Me preocupa que el foco se esté desplazando hacia donde no debería: hacia el descrédito de la paridad. Me preocupa que lo que se esté instalando sea la narrativa de que «poner mujeres en el poder no sirvió de nada», como si el problema fuera su presencia y no las condiciones estructurales bajo las cuales se ejerce ese poder. Me preocupa que esta situación alimente lo que se categoriza como «rivalidad entre mujeres»: esa lógica que nos pone a unas contra otras, que simplifica todo en una moral binaria de buenas y malas, como si no estuviéramos todas atravesadas por estructuras de poder que a veces no alcanzamos ni a nombrar. Como si no tuviéramos que seguir analizando las condiciones, las alianzas, los silencios, y también nuestras propias contradicciones.
Y lo más grave: mientras todo eso ocurría, la víctima quedó completamente fuera del centro de la discusión pública. Como suele pasar. Se habló del fuero, del cálculo político, del linchamiento o la defensa de las diputadas, pero se perdió de vista que detrás de esta solicitud había una denuncia de tentativa de violación. Una mujer que, al decidir denunciar, quedó sola frente a un sistema dispuesto a blindar al poder antes que proteger a las víctimas. Literal: “¿Alguien quiere pensar en las víctimas?”. Hay muchas cosas de fondeo en este tema, pero no olvidemos que estamos frente a una denuncia de tentativa de violación, que hay una mujer denunciando, que merece justicia y reparación del daño.

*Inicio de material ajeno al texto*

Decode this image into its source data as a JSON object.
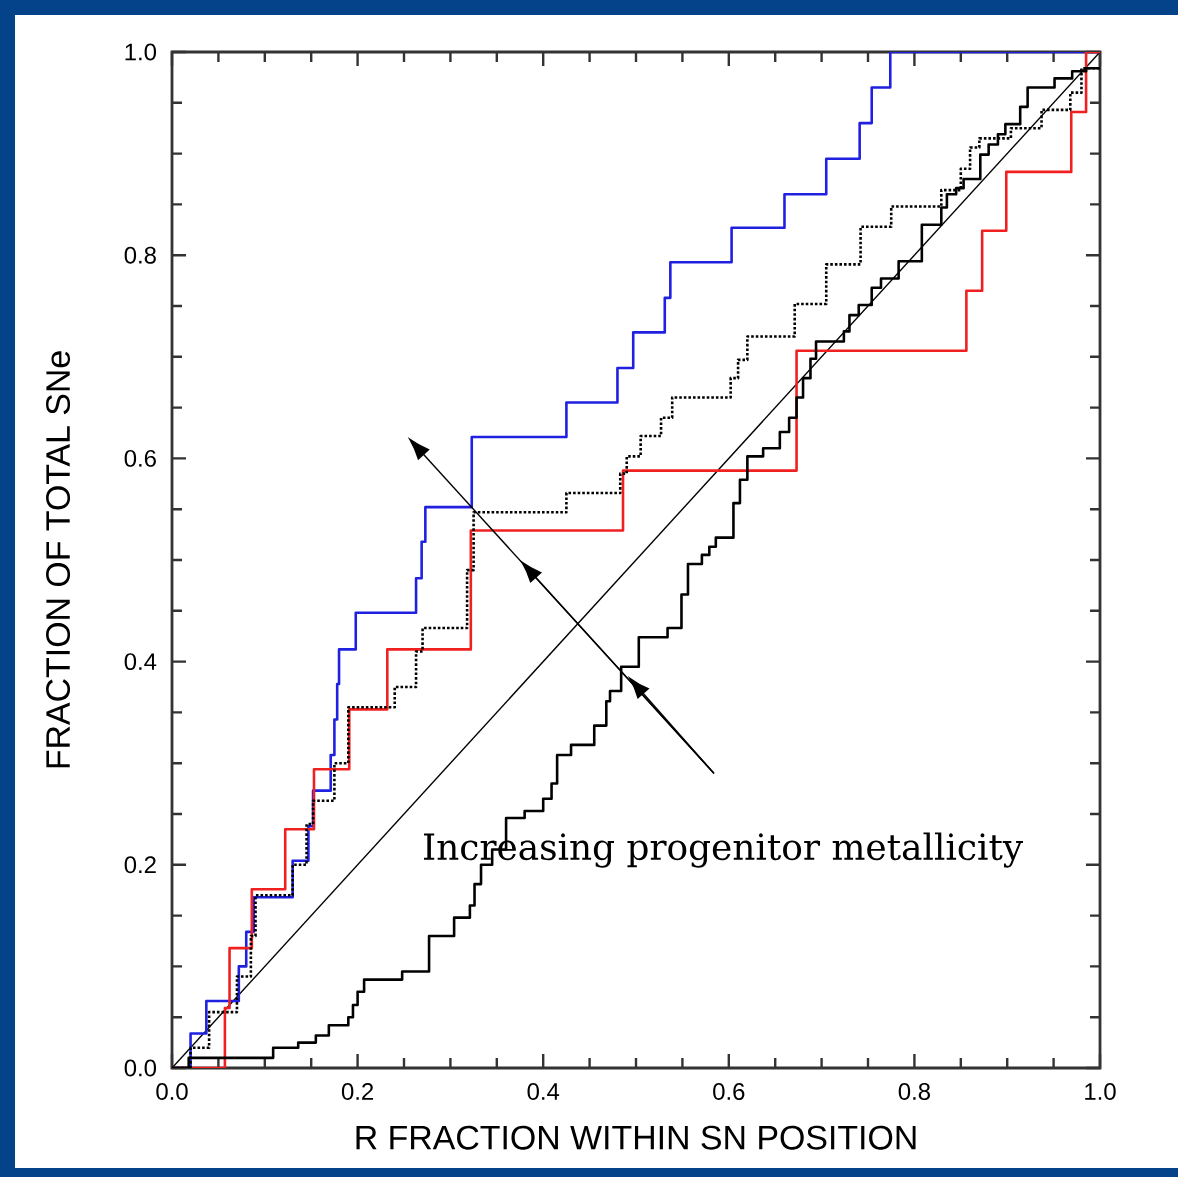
{
  "chart_data": {
    "type": "step",
    "xlabel": "R FRACTION WITHIN SN POSITION",
    "ylabel": "FRACTION OF TOTAL SNe",
    "annotations": [
      "Increasing progenitor metallicity"
    ],
    "xlim": [
      0,
      1
    ],
    "ylim": [
      0,
      1
    ],
    "xticks": [
      {
        "value": 0,
        "label": "0.0"
      },
      {
        "value": 0.05,
        "label": null
      },
      {
        "value": 0.1,
        "label": null
      },
      {
        "value": 0.15,
        "label": null
      },
      {
        "value": 0.2,
        "label": "0.2"
      },
      {
        "value": 0.25,
        "label": null
      },
      {
        "value": 0.3,
        "label": null
      },
      {
        "value": 0.35,
        "label": null
      },
      {
        "value": 0.4,
        "label": "0.4"
      },
      {
        "value": 0.45,
        "label": null
      },
      {
        "value": 0.5,
        "label": null
      },
      {
        "value": 0.55,
        "label": null
      },
      {
        "value": 0.6,
        "label": "0.6"
      },
      {
        "value": 0.65,
        "label": null
      },
      {
        "value": 0.7,
        "label": null
      },
      {
        "value": 0.75,
        "label": null
      },
      {
        "value": 0.8,
        "label": "0.8"
      },
      {
        "value": 0.85,
        "label": null
      },
      {
        "value": 0.9,
        "label": null
      },
      {
        "value": 0.95,
        "label": null
      },
      {
        "value": 1,
        "label": "1.0"
      }
    ],
    "yticks": [
      {
        "value": 0,
        "label": "0.0"
      },
      {
        "value": 0.05,
        "label": null
      },
      {
        "value": 0.1,
        "label": null
      },
      {
        "value": 0.15,
        "label": null
      },
      {
        "value": 0.2,
        "label": "0.2"
      },
      {
        "value": 0.25,
        "label": null
      },
      {
        "value": 0.3,
        "label": null
      },
      {
        "value": 0.35,
        "label": null
      },
      {
        "value": 0.4,
        "label": "0.4"
      },
      {
        "value": 0.45,
        "label": null
      },
      {
        "value": 0.5,
        "label": null
      },
      {
        "value": 0.55,
        "label": null
      },
      {
        "value": 0.6,
        "label": "0.6"
      },
      {
        "value": 0.65,
        "label": null
      },
      {
        "value": 0.7,
        "label": null
      },
      {
        "value": 0.75,
        "label": null
      },
      {
        "value": 0.8,
        "label": "0.8"
      },
      {
        "value": 0.85,
        "label": null
      },
      {
        "value": 0.9,
        "label": null
      },
      {
        "value": 0.95,
        "label": null
      },
      {
        "value": 1,
        "label": "1.0"
      }
    ],
    "series": [
      {
        "type": "line",
        "color": "#000000",
        "x": [
          0,
          1
        ],
        "values": [
          0,
          1
        ]
      },
      {
        "color": "#2020e0",
        "x": [
          0,
          0.02,
          0.037,
          0.072,
          0.08,
          0.088,
          0.13,
          0.147,
          0.152,
          0.171,
          0.175,
          0.178,
          0.18,
          0.198,
          0.263,
          0.269,
          0.273,
          0.323,
          0.425,
          0.48,
          0.497,
          0.531,
          0.537,
          0.603,
          0.66,
          0.705,
          0.741,
          0.754,
          0.774,
          1.0
        ],
        "values": [
          0,
          0.034,
          0.066,
          0.1,
          0.134,
          0.168,
          0.204,
          0.238,
          0.273,
          0.308,
          0.343,
          0.378,
          0.412,
          0.448,
          0.482,
          0.518,
          0.552,
          0.621,
          0.655,
          0.689,
          0.724,
          0.758,
          0.793,
          0.827,
          0.86,
          0.895,
          0.93,
          0.965,
          1.0,
          1.0
        ]
      },
      {
        "color": "#f02020",
        "x": [
          0,
          0.057,
          0.062,
          0.086,
          0.122,
          0.153,
          0.191,
          0.232,
          0.322,
          0.486,
          0.673,
          0.856,
          0.873,
          0.899,
          0.969,
          0.985,
          1.0
        ],
        "values": [
          0,
          0.059,
          0.118,
          0.176,
          0.235,
          0.294,
          0.353,
          0.412,
          0.529,
          0.588,
          0.706,
          0.765,
          0.824,
          0.882,
          0.941,
          1.0,
          1.0
        ]
      },
      {
        "color": "#000000",
        "line_style": "dotted",
        "x": [
          0,
          0.02,
          0.04,
          0.07,
          0.085,
          0.09,
          0.13,
          0.145,
          0.152,
          0.175,
          0.19,
          0.24,
          0.263,
          0.27,
          0.318,
          0.325,
          0.425,
          0.483,
          0.49,
          0.505,
          0.527,
          0.539,
          0.602,
          0.61,
          0.62,
          0.671,
          0.705,
          0.742,
          0.775,
          0.829,
          0.85,
          0.86,
          0.87,
          0.904,
          0.937,
          0.968,
          0.98,
          1.0
        ],
        "values": [
          0,
          0.02,
          0.055,
          0.09,
          0.13,
          0.17,
          0.2,
          0.24,
          0.263,
          0.3,
          0.355,
          0.375,
          0.41,
          0.433,
          0.49,
          0.547,
          0.566,
          0.585,
          0.602,
          0.622,
          0.64,
          0.66,
          0.679,
          0.697,
          0.72,
          0.752,
          0.791,
          0.828,
          0.848,
          0.864,
          0.885,
          0.906,
          0.915,
          0.925,
          0.943,
          0.96,
          0.984,
          0.984
        ]
      },
      {
        "color": "#000000",
        "x": [
          0,
          0.018,
          0.109,
          0.136,
          0.155,
          0.169,
          0.19,
          0.195,
          0.2,
          0.207,
          0.248,
          0.277,
          0.304,
          0.321,
          0.326,
          0.333,
          0.345,
          0.36,
          0.38,
          0.4,
          0.409,
          0.415,
          0.43,
          0.455,
          0.468,
          0.472,
          0.484,
          0.503,
          0.534,
          0.549,
          0.556,
          0.571,
          0.579,
          0.586,
          0.605,
          0.612,
          0.62,
          0.637,
          0.655,
          0.665,
          0.673,
          0.68,
          0.688,
          0.694,
          0.724,
          0.73,
          0.74,
          0.754,
          0.764,
          0.783,
          0.808,
          0.829,
          0.835,
          0.845,
          0.853,
          0.871,
          0.88,
          0.89,
          0.898,
          0.914,
          0.922,
          0.951,
          0.97,
          0.985,
          1.0
        ],
        "values": [
          0,
          0.01,
          0.02,
          0.025,
          0.032,
          0.042,
          0.05,
          0.062,
          0.075,
          0.087,
          0.095,
          0.13,
          0.148,
          0.16,
          0.181,
          0.2,
          0.215,
          0.246,
          0.253,
          0.265,
          0.28,
          0.308,
          0.318,
          0.337,
          0.361,
          0.371,
          0.395,
          0.424,
          0.433,
          0.466,
          0.496,
          0.505,
          0.513,
          0.522,
          0.556,
          0.579,
          0.602,
          0.61,
          0.626,
          0.64,
          0.66,
          0.679,
          0.698,
          0.715,
          0.725,
          0.741,
          0.751,
          0.768,
          0.777,
          0.794,
          0.83,
          0.847,
          0.86,
          0.866,
          0.875,
          0.899,
          0.909,
          0.919,
          0.929,
          0.946,
          0.965,
          0.974,
          0.981,
          0.984,
          0.984
        ]
      }
    ]
  }
}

Lo que quiero es que complejicemos esta discusión. Porque si no lo hacemos nos va a estallar en la cara. No es a ellas a quienes les van a cobrar la factura de este acto, es al conjunto de mujeres en política, es a la paridad, es a los avances que tanto han costado. Me molesta tanto ver cómo esta coyuntura ha sido aprovechada por los mismos de siempre —los que jamás han movido un dedo por los derechos de las mujeres— para sacar a pasear su misoginia disfrazada de crítica política.
No nos confundamos. Lo que está en juego no es solo la congruencia de unas diputadas, es la legitimidad de una lucha histórica. No podemos permitir que el patriarcado, en su versión más oportunista, utilice este episodio para justificar su resistencia a la participación política de las mujeres. No se trata de exigir menos, se trata de exigir más y exigir mejor, a todas y a todos. Porque paridad no es garantía, pero sí es condición mínima. Y porque si dejamos que el discurso público retroceda ahora, va a costar todavía más levantarlo después.